Eau Rouge on two wheels… and sometime one: racing the motorcycle Spa 24 Hours

Mat Oxley was a regular at the motorcy cle Spa 24 Hours from 1984-90. He recalls the thrilling experience of tackling the Eau Rouge corner complex

Spa 1988 Eau Rouge Oxley

Watch your feet! It's the Spa 24 Hours 1988, with Mat Oxley hugging the trackside wall at 150mph

Koichi Ohtani

Mat Oxley
January 26, 2026

Most grand prix motorcycle riders who competed at Spa-Francorchamps agreed that it was the greatest racetrack of them all, even though many breathed a sigh of relief when it was removed from the world championship calendar in 1991 because it was considered too dangerous for top-class racing.

Spa was once the deadliest GP venue of them all, riders joking darkly, “There are so many memorials around Spa, they could make a fence out of them.”

Spa’s corners are majestic in scale, legendary in reputation. And none more so than Raidillon de l’Eau Rouge – a 110mph left/right/left, downhill/uphill roller-coaster that makes Laguna Seca’s Corkscrew look like something off a kiddie’s Scalextric track.

I rode six Spa 24 Hours between 1984 and 1990, twice finishing second, so I must have attacked Eau Rouge around a thousand times, day and night. Raidillon de l’Eau Rouge was the highlight of every lap, because the sequence is so unusual that it demanded a particular and inch-perfect approach. It was also a lot of fun.
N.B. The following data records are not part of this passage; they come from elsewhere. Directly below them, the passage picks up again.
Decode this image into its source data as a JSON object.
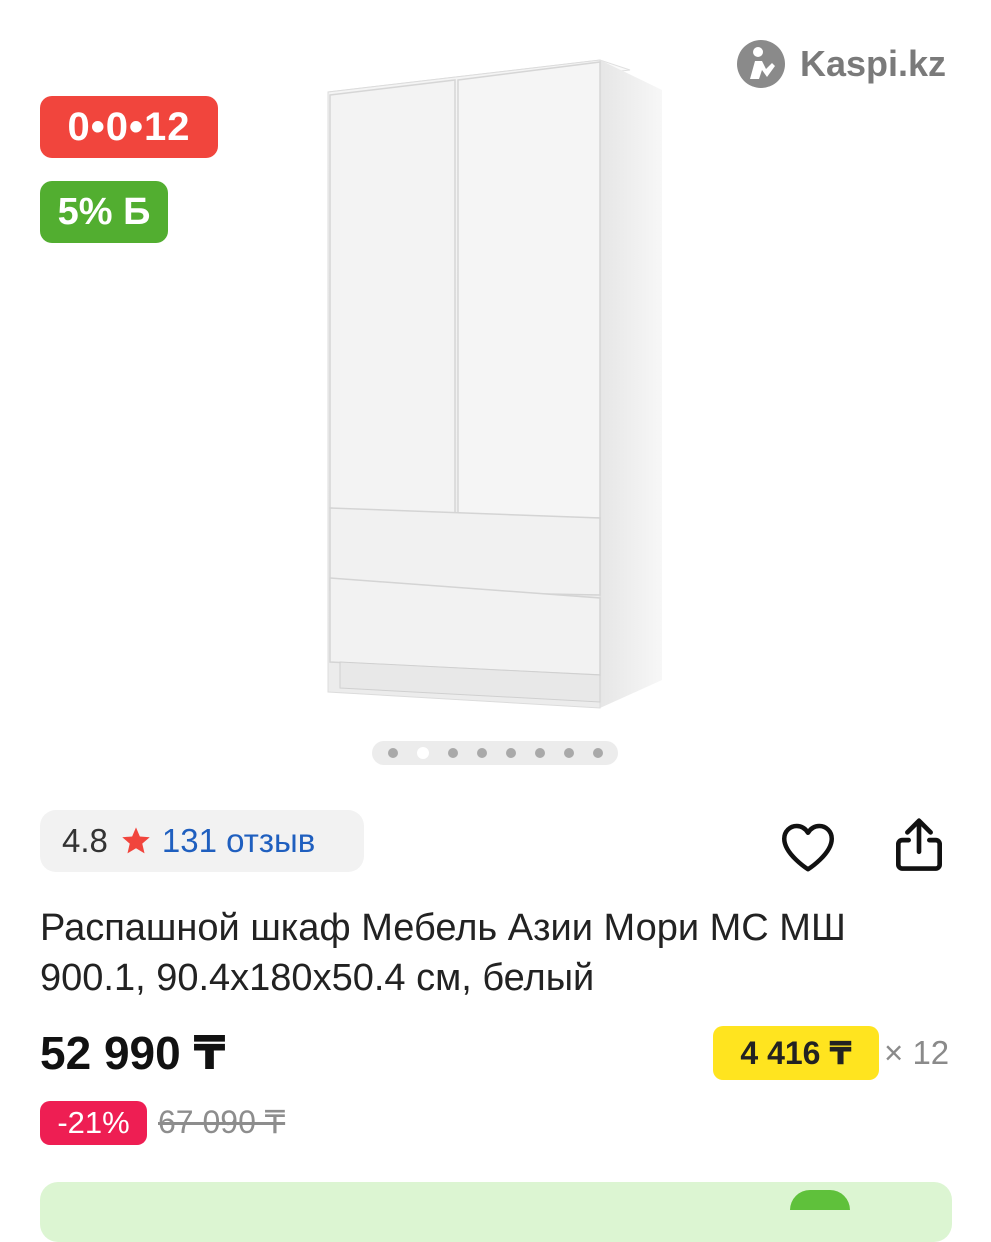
{
  "badges": {
    "installment": "0•0•12",
    "bonus": "5% Б"
  },
  "logo": {
    "text": "Kaspi.kz",
    "icon": "kaspi-logo-icon"
  },
  "carousel": {
    "total_dots": 8,
    "active_index": 1
  },
  "rating": {
    "value": "4.8",
    "reviews_label": "131 отзыв",
    "star_color": "#f1453d"
  },
  "actions": {
    "favorite_icon": "heart-icon",
    "share_icon": "share-icon"
  },
  "product": {
    "title": "Распашной шкаф Мебель Азии Мори МС МШ 900.1, 90.4x180x50.4 см, белый"
  },
  "price": {
    "current": "52 990 ₸",
    "monthly": "4 416 ₸",
    "multiplier": "× 12",
    "discount": "-21%",
    "old": "67 090 ₸"
  },
  "colors": {
    "installment_badge": "#f1453d",
    "bonus_badge": "#52ae30",
    "monthly_badge": "#ffe41f",
    "discount_badge": "#ee1e53",
    "link": "#1f5fbf"
  }
}
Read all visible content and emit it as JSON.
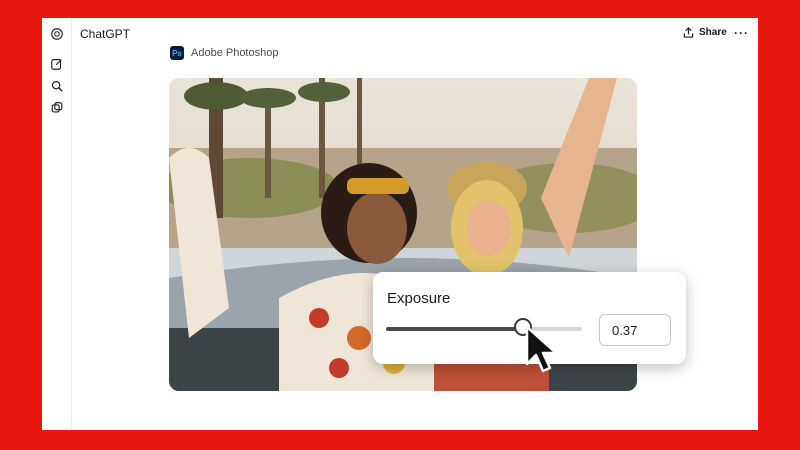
{
  "app": {
    "title": "ChatGPT"
  },
  "header": {
    "share_label": "Share",
    "more_label": "···"
  },
  "rail": {
    "icons": [
      "openai-logo-icon",
      "new-chat-icon",
      "search-icon",
      "library-icon"
    ]
  },
  "attachment": {
    "app_name": "Adobe Photoshop",
    "logo_text": "Ps"
  },
  "exposure": {
    "title": "Exposure",
    "value": "0.37",
    "slider_fraction": 0.7
  },
  "colors": {
    "background": "#e8170f",
    "ps_logo_bg": "#001e36",
    "ps_logo_fg": "#31a8ff"
  }
}
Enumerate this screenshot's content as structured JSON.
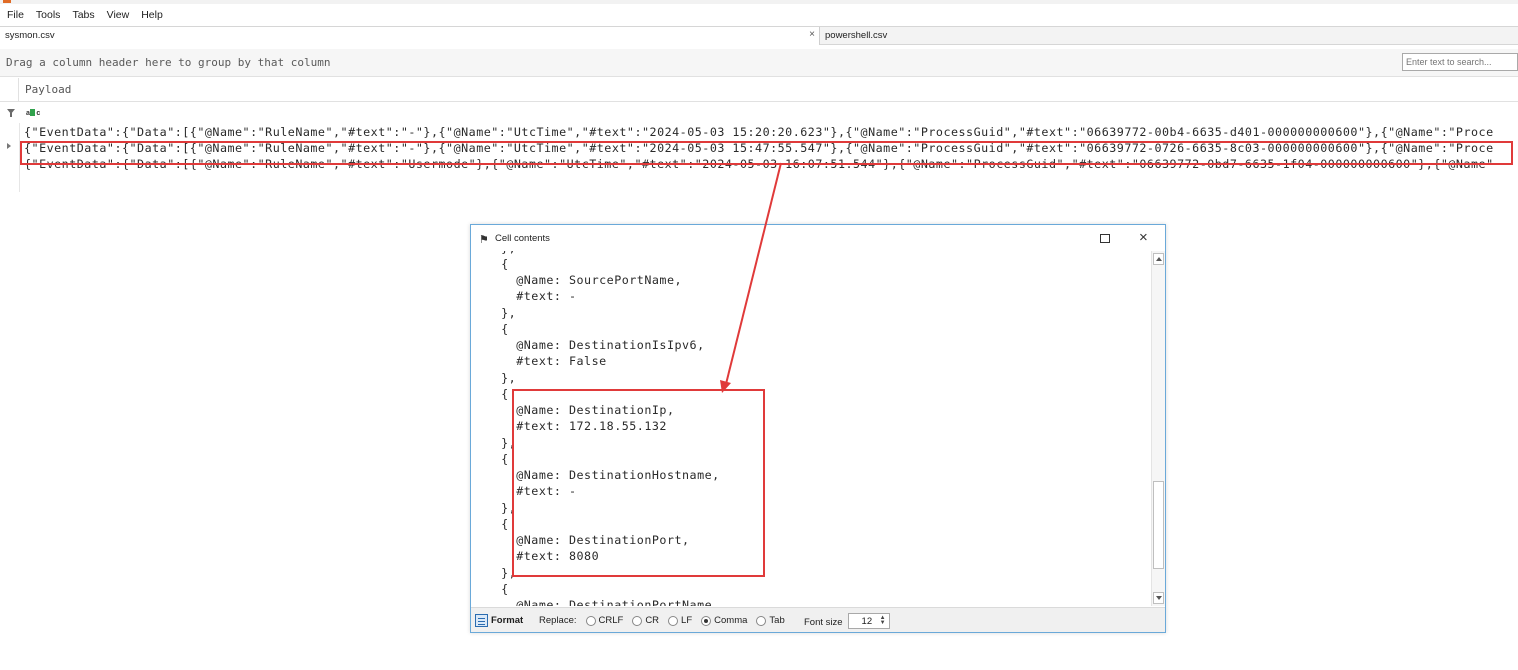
{
  "menu": [
    "File",
    "Tools",
    "Tabs",
    "View",
    "Help"
  ],
  "tabs": [
    {
      "label": "sysmon.csv",
      "close": "×"
    },
    {
      "label": "powershell.csv"
    }
  ],
  "group_hint": "Drag a column header here to group by that column",
  "search": {
    "placeholder": "Enter text to search..."
  },
  "column": {
    "title": "Payload"
  },
  "filter_icon_label": "ABC",
  "rows": [
    "{\"EventData\":{\"Data\":[{\"@Name\":\"RuleName\",\"#text\":\"-\"},{\"@Name\":\"UtcTime\",\"#text\":\"2024-05-03 15:20:20.623\"},{\"@Name\":\"ProcessGuid\",\"#text\":\"06639772-00b4-6635-d401-000000000600\"},{\"@Name\":\"Proce",
    "{\"EventData\":{\"Data\":[{\"@Name\":\"RuleName\",\"#text\":\"-\"},{\"@Name\":\"UtcTime\",\"#text\":\"2024-05-03 15:47:55.547\"},{\"@Name\":\"ProcessGuid\",\"#text\":\"06639772-0726-6635-8c03-000000000600\"},{\"@Name\":\"Proce",
    "{\"EventData\":{\"Data\":[{\"@Name\":\"RuleName\",\"#text\":\"Usermode\"},{\"@Name\":\"UtcTime\",\"#text\":\"2024-05-03 16:07:51.544\"},{\"@Name\":\"ProcessGuid\",\"#text\":\"06639772-0bd7-6635-1f04-000000000600\"},{\"@Name\""
  ],
  "dialog": {
    "title": "Cell contents",
    "icon": "telescope-icon",
    "close": "×",
    "lines": [
      "    },",
      "    {",
      "      @Name: SourcePortName,",
      "      #text: -",
      "    },",
      "    {",
      "      @Name: DestinationIsIpv6,",
      "      #text: False",
      "    },",
      "    {",
      "      @Name: DestinationIp,",
      "      #text: 172.18.55.132",
      "    },",
      "    {",
      "      @Name: DestinationHostname,",
      "      #text: -",
      "    },",
      "    {",
      "      @Name: DestinationPort,",
      "      #text: 8080",
      "    },",
      "    {",
      "      @Name: DestinationPortName"
    ],
    "footer": {
      "format_label": "Format",
      "replace_label": "Replace:",
      "options": [
        {
          "label": "CRLF",
          "selected": false
        },
        {
          "label": "CR",
          "selected": false
        },
        {
          "label": "LF",
          "selected": false
        },
        {
          "label": "Comma",
          "selected": true
        },
        {
          "label": "Tab",
          "selected": false
        }
      ],
      "font_size_label": "Font size",
      "font_size": "12"
    }
  },
  "colors": {
    "highlight": "#e03a3a",
    "dialog_border": "#6aa9d9",
    "accent": "#e06b26"
  }
}
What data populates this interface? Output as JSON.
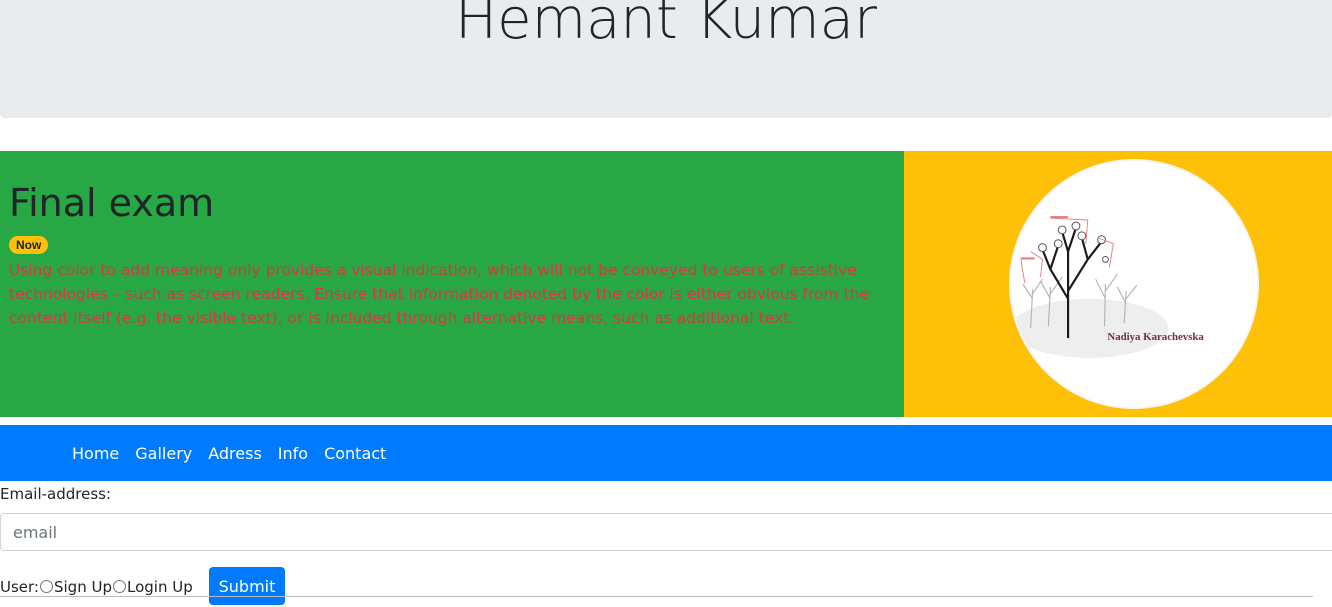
{
  "header": {
    "title": "Hemant Kumar"
  },
  "exam": {
    "title": "Final exam",
    "badge": "Now",
    "description": "Using color to add meaning only provides a visual indication, which will not be conveyed to users of assistive technologies – such as screen readers. Ensure that information denoted by the color is either obvious from the content itself (e.g. the visible text), or is included through alternative means, such as additional text."
  },
  "profile_image": {
    "caption": "Nadiya Karachevska"
  },
  "nav": {
    "items": [
      "Home",
      "Gallery",
      "Adress",
      "Info",
      "Contact"
    ]
  },
  "form": {
    "email_label": "Email-address:",
    "email_placeholder": "email",
    "user_label": "User:",
    "option_signup": "Sign Up",
    "option_login": "Login Up",
    "submit_label": "Submit"
  },
  "colors": {
    "jumbotron": "#e9ecef",
    "green_panel": "#28a745",
    "yellow_panel": "#ffc107",
    "navbar": "#007bff",
    "description_text": "#dc3545"
  }
}
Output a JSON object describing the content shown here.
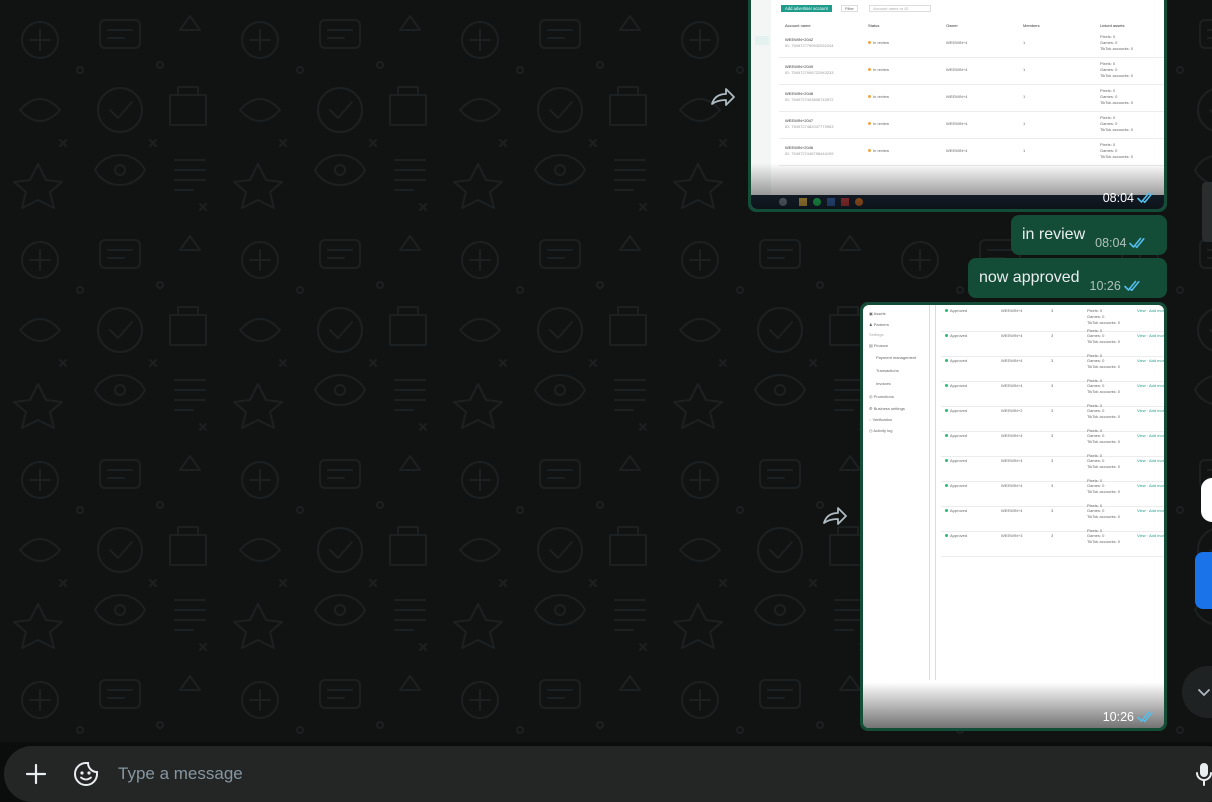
{
  "colors": {
    "outgoing_bubble": "#144d37",
    "background": "#111313",
    "composer": "#242626",
    "read_ticks": "#53bdeb",
    "placeholder": "#8696a0"
  },
  "messages": [
    {
      "type": "image",
      "time": "08:04",
      "status": "read",
      "preview": {
        "toolbar": {
          "add_button": "Add advertiser account",
          "filter_button": "Filter",
          "search_placeholder": "Account name or ID"
        },
        "columns": [
          "Account name",
          "Status",
          "Owner",
          "Members",
          "Linked assets"
        ],
        "rows": [
          {
            "name": "WEEWIN+2042",
            "id": "ID: 7549727790932052244",
            "status": "In review",
            "owner": "WEEWIN+4",
            "members": "1",
            "assets": [
              "Pixels: 0",
              "Games: 0",
              "TikTok accounts: 0"
            ]
          },
          {
            "name": "WEEWIN+2049",
            "id": "ID: 7549727906722943233",
            "status": "In review",
            "owner": "WEEWIN+4",
            "members": "1",
            "assets": [
              "Pixels: 0",
              "Games: 0",
              "TikTok accounts: 0"
            ]
          },
          {
            "name": "WEEWIN+2048",
            "id": "ID: 7549727403806743972",
            "status": "In review",
            "owner": "WEEWIN+4",
            "members": "1",
            "assets": [
              "Pixels: 0",
              "Games: 0",
              "TikTok accounts: 0"
            ]
          },
          {
            "name": "WEEWIN+2047",
            "id": "ID: 7549727482047773953",
            "status": "In review",
            "owner": "WEEWIN+4",
            "members": "1",
            "assets": [
              "Pixels: 0",
              "Games: 0",
              "TikTok accounts: 0"
            ]
          },
          {
            "name": "WEEWIN+2046",
            "id": "ID: 7549727446798444199",
            "status": "In review",
            "owner": "WEEWIN+4",
            "members": "1",
            "assets": [
              "Pixels: 0",
              "Games: 0",
              "TikTok accounts: 0"
            ]
          }
        ]
      }
    },
    {
      "type": "text",
      "text": "in review",
      "time": "08:04",
      "status": "read"
    },
    {
      "type": "text",
      "text": "now approved",
      "time": "10:26",
      "status": "read"
    },
    {
      "type": "image",
      "time": "10:26",
      "status": "read",
      "preview": {
        "sidebar": [
          "Assets",
          "Partners",
          "Settings",
          "Finance",
          "Payment management",
          "Transactions",
          "Invoices",
          "Promotions",
          "Business settings",
          "Verification",
          "Activity log"
        ],
        "row_status": "Approved",
        "row_assets": [
          "Pixels: 0",
          "Games: 0",
          "TikTok accounts: 0"
        ],
        "row_actions": [
          "View",
          "Add more"
        ],
        "rows": [
          {
            "owner": "WEEWIN+4",
            "members": "3"
          },
          {
            "owner": "WEEWIN+4",
            "members": "3"
          },
          {
            "owner": "WEEWIN+4",
            "members": "3"
          },
          {
            "owner": "WEEWIN+4",
            "members": "3"
          },
          {
            "owner": "WEEWIN+2",
            "members": "3"
          },
          {
            "owner": "WEEWIN+4",
            "members": "3"
          },
          {
            "owner": "WEEWIN+4",
            "members": "3"
          },
          {
            "owner": "WEEWIN+4",
            "members": "3"
          },
          {
            "owner": "WEEWIN+4",
            "members": "3"
          },
          {
            "owner": "WEEWIN+3",
            "members": "3"
          }
        ]
      }
    }
  ],
  "composer": {
    "placeholder": "Type a message",
    "attach_icon": "plus-icon",
    "sticker_icon": "sticker-icon",
    "mic_icon": "microphone-icon"
  }
}
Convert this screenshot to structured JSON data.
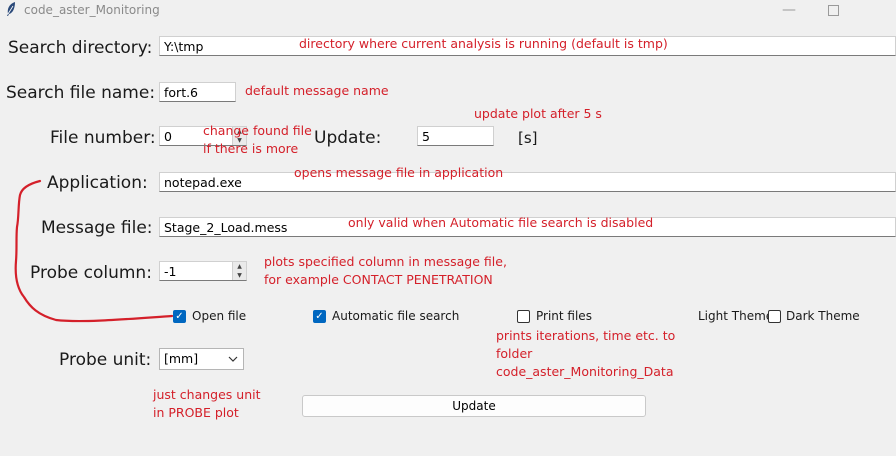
{
  "window": {
    "title": "code_aster_Monitoring"
  },
  "fields": {
    "search_directory": {
      "label": "Search directory:",
      "value": "Y:\\tmp"
    },
    "search_file_name": {
      "label": "Search file name:",
      "value": "fort.6"
    },
    "file_number": {
      "label": "File number:",
      "value": "0"
    },
    "update": {
      "label": "Update:",
      "value": "5",
      "unit": "[s]"
    },
    "application": {
      "label": "Application:",
      "value": "notepad.exe"
    },
    "message_file": {
      "label": "Message file:",
      "value": "Stage_2_Load.mess"
    },
    "probe_column": {
      "label": "Probe column:",
      "value": "-1"
    },
    "probe_unit": {
      "label": "Probe unit:",
      "value": "[mm]"
    }
  },
  "checkboxes": {
    "open_file": {
      "label": "Open file",
      "checked": true
    },
    "automatic_file_search": {
      "label": "Automatic file search",
      "checked": true
    },
    "print_files": {
      "label": "Print files",
      "checked": false
    },
    "dark_theme": {
      "label": "Dark Theme",
      "checked": false
    }
  },
  "light_theme_label": "Light Theme",
  "update_button": "Update",
  "annotations": {
    "directory": "directory where current analysis is running (default is tmp)",
    "default_message": "default message name",
    "update_plot": "update plot after 5 s",
    "change_found_1": "change found file",
    "change_found_2": "if there is more",
    "opens_message": "opens message file in application",
    "only_valid": "only valid when Automatic file search is disabled",
    "plots_1": "plots specified column in message file,",
    "plots_2": "for example CONTACT PENETRATION",
    "prints_1": "prints iterations, time etc. to",
    "prints_2": "folder",
    "prints_3": "code_aster_Monitoring_Data",
    "unit_1": "just changes unit",
    "unit_2": "in PROBE plot"
  },
  "colors": {
    "annotation": "#d4202a",
    "checkbox_checked": "#0067c0"
  },
  "icons": [
    "feather-icon",
    "minimize-icon",
    "maximize-icon",
    "check-icon",
    "chevron-down-icon",
    "spin-up-icon",
    "spin-down-icon"
  ]
}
You accelerate out of La Source hairpin, taking a wide line through the subsequent right-handed kink, so you end up riding towards the trackside wall on the right. When I raced at Spa, this was the start/finish straight, where the pitwall was topped by lap scorers and their pitboards. The fun to be had here was getting as close as you dared to their feet, hitting around 150mph, before you peeled left into the first part of the left/right/left.

The left-hander is the not-so-important corner, so you’re fully focused on the right. That’s why you hang off the right of the motorcycle as soon as you veer left, away from the pitwall. Thus you make an awkward sight as you stroke the brakes and hurtle into the left-hander, but it all makes sense when you flick right to climb Raidillon.

At this point you reach Spa’s lowest point, over the Eau Rouge stream, where the compression is so violent that your stomach wants to go through your backside. At the same time, the asphalt in front of you looks like a vast wall towering over you, which you start climbing, hard on the throttle, using the grip afforded by the massive positive camber.

The good times aren’t over yet. If you’ve come up Raidillon fast enough, your front wheel will leave the road when you reach the crest, where the track goes left. By this time you’re doing maybe 120mph, trying to turn the bike from right to left with the front wheel in the air.

This is all anticipation and prediction, because you’ve done it so many times before, but get it wrong and things may get messy.

Raidillon de l’Eau Rouge isn’t only a joy, it’s also vitally important to the lap time. Get through there fast and you carry that extra speed all the way down the 0.7-mile Kemmel Straight. If there’s a racetrack in heaven, it has to be Spa-Francorchamps.